Progetti di formazione che avrebbero dovuto essere pubblicizzati in maniera adeguata, ma così, secondo l’accusa, non era stato. In tutto 13 progetti banditi senza che vi fosse “evidenza pubblica”, con l’agevolazione di alcune cooperative che se li aggiudicarono incassando le somme messe a disposizione dalla Regione.

Cadono adesso le ipotesi di abuso d’ufficio e peculato nei confronti di Patrizia Monterosso e Alessandra Russo perché i fatti non vengono considerati sussistenti. Lo scrive il Giornale di Sicilia di oggi.

I fatti, risalenti al periodo compreso tra ottobre 2007 e novembre 2008, avevano portato ad un’inchiesta ora archiviata dal Gip di Palermo Piergiorgio Morosini che ha accolto le tesi dell’avvocato Roberto Mangano e di Vincenzo Giacona.

All’epoca dei fatti, Patrizia Monterosso e Alessandra Russo erano rispettivamente segretario generale della Regione e dirigente del dipartimento della Formazione. Oggi, Monterosso è direttore della Fondazione Federico II, mentre Russo è capo di gabinetto del vicepresidente della Regione, Gaetano Armao.

L’archiviazione del caso era stata chiesta, per due volte, dal pm Ennio Petrigni, ma nel settembre 2015, l’allora Gip Marina Petruzzella l’aveva respinta, ordinando l’imputazione coatta e chiedendo accertamenti pure sugli ex assessori regionali dell’epoca, Francesco Scoma e Santi Formica. Il nuovo giudice che ha seguito il caso, Morosini, ha voluto approfondire la situazione e alla fine ha archiviato.

Secondo l’accusa, non avendo posto in essere gare ad evidenza pubblica, la Regione avrebbe consentito a 13 Enti di guadagnare “svariati milioni di euro”, mentre le due indagate si sarebbero appropriate dei fondi regionali, assegnandoli alle cooperative che avevano redatto i progetti.

Come spiega ancora il Giornale di Sicilia, il Gip Morosini ha concordato col pm Petrigni (dal 2017 procuratore aggiunto) e con l’avvocato Mangano riguardo alla mancata adozione delle procedure ad evidenza pubblica: sono sì obbligatorie per la normativa nazionale, ma il mancato rispetto non integra gli estremi dell’abuso d’ufficio.

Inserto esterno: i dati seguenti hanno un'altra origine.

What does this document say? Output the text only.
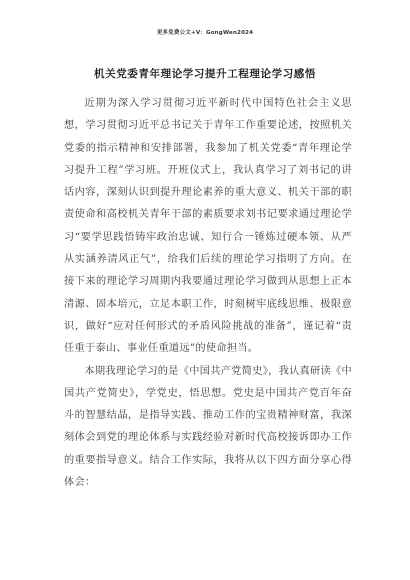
更多免费公文+V：GongWen2024
机关党委青年理论学习提升工程理论学习感悟

近期为深入学习贯彻习近平新时代中国特色社会主义思想，学习贯彻习近平总书记关于青年工作重要论述，按照机关党委的指示精神和安排部署，我参加了机关党委“青年理论学习提升工程”学习班。开班仪式上，我认真学习了刘书记的讲话内容，深刻认识到提升理论素养的重大意义、机关干部的职责使命和高校机关青年干部的素质要求刘书记要求通过理论学习“要学思践悟铸牢政治忠诚、知行合一锤炼过硬本领、从严从实涵养清风正气”，给我们后续的理论学习指明了方向。在接下来的理论学习周期内我要通过理论学习做到从思想上正本清源、固本培元，立足本职工作，时刻树牢底线思维、极限意识，做好“应对任何形式的矛盾风险挑战的准备”，谨记着“责任重于泰山、事业任重道远”的使命担当。

本期我理论学习的是《中国共产党简史》，我认真研读《中国共产党简史》，学党史，悟思想。党史是中国共产党百年奋斗的智慧结晶，是指导实践、推动工作的宝贵精神财富，我深刻体会到党的理论体系与实践经验对新时代高校接诉即办工作的重要指导意义。结合工作实际，我将从以下四方面分享心得体会：
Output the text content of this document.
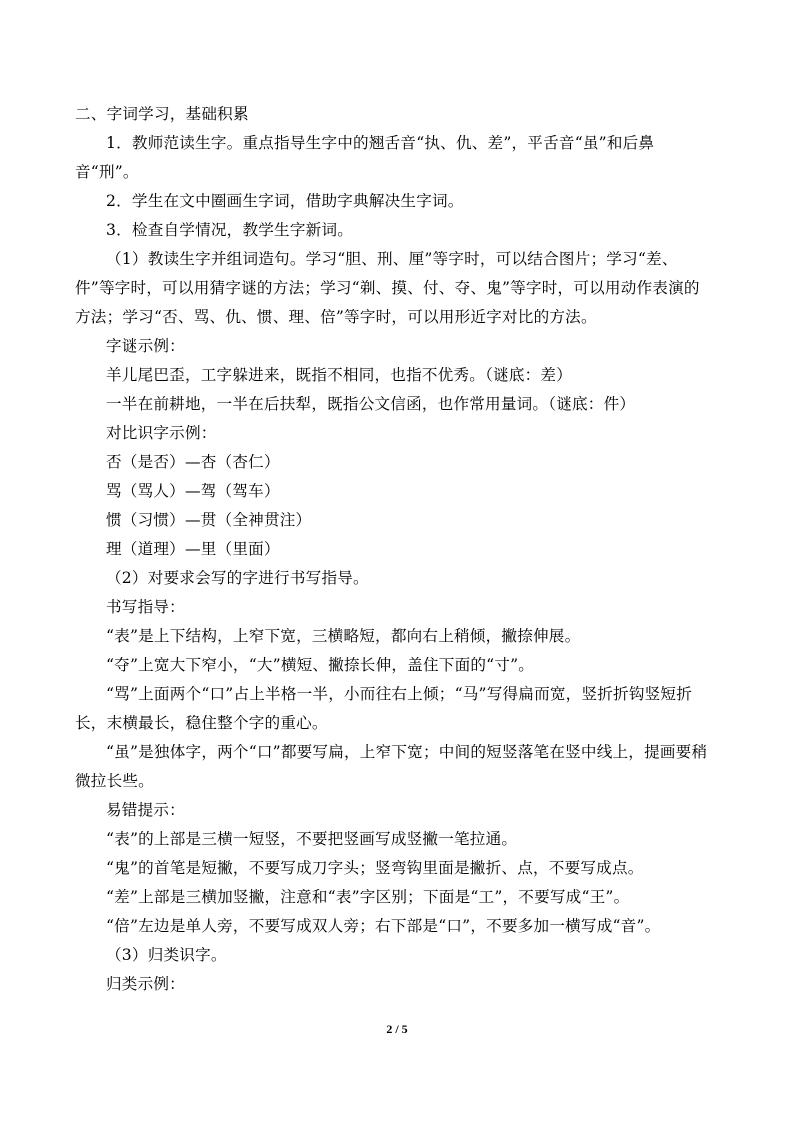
二、字词学习，基础积累

1．教师范读生字。重点指导生字中的翘舌音“执、仇、差”，平舌音“虽”和后鼻音“刑”。

2．学生在文中圈画生字词，借助字典解决生字词。

3．检查自学情况，教学生字新词。

（1）教读生字并组词造句。学习“胆、刑、厘”等字时，可以结合图片；学习“差、件”等字时，可以用猜字谜的方法；学习“剃、摸、付、夺、鬼”等字时，可以用动作表演的方法；学习“否、骂、仇、惯、理、倍”等字时，可以用形近字对比的方法。

字谜示例：

羊儿尾巴歪，工字躲进来，既指不相同，也指不优秀。（谜底：差）

一半在前耕地，一半在后扶犁，既指公文信函，也作常用量词。（谜底：件）

对比识字示例：

否（是否）—杏（杏仁）

骂（骂人）—驾（驾车）

惯（习惯）—贯（全神贯注）

理（道理）—里（里面）

（2）对要求会写的字进行书写指导。

书写指导：

“表”是上下结构，上窄下宽，三横略短，都向右上稍倾，撇捺伸展。

“夺”上宽大下窄小，“大”横短、撇捺长伸，盖住下面的“寸”。

“骂”上面两个“口”占上半格一半，小而往右上倾；“马”写得扁而宽，竖折折钩竖短折长，末横最长，稳住整个字的重心。

“虽”是独体字，两个“口”都要写扁，上窄下宽；中间的短竖落笔在竖中线上，提画要稍微拉长些。

易错提示：

“表”的上部是三横一短竖，不要把竖画写成竖撇一笔拉通。

“鬼”的首笔是短撇，不要写成刀字头；竖弯钩里面是撇折、点，不要写成点。

“差”上部是三横加竖撇，注意和“表”字区别；下面是“工”，不要写成“王”。

“倍”左边是单人旁，不要写成双人旁；右下部是“口”，不要多加一横写成“音”。

（3）归类识字。

归类示例：

2 / 5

Semmai ci sarebbe una illegittimità, contro la quale si possono attivare i rimedi amministrativi dell’autotutela o del ricorso giurisdizionale.

In più, da parte della Monterosso e della Russo non ci sarebbe stato alcun dolo, ovvero la consapevolezza e la volontà di commettere un reato. Non sono emersi poi “particolari elementi di congiunzione sospetta – scrive ancora il giudice Morosini – tra i funzionari della Regione e i titolari delle cooperative che hanno presentato i progetti”.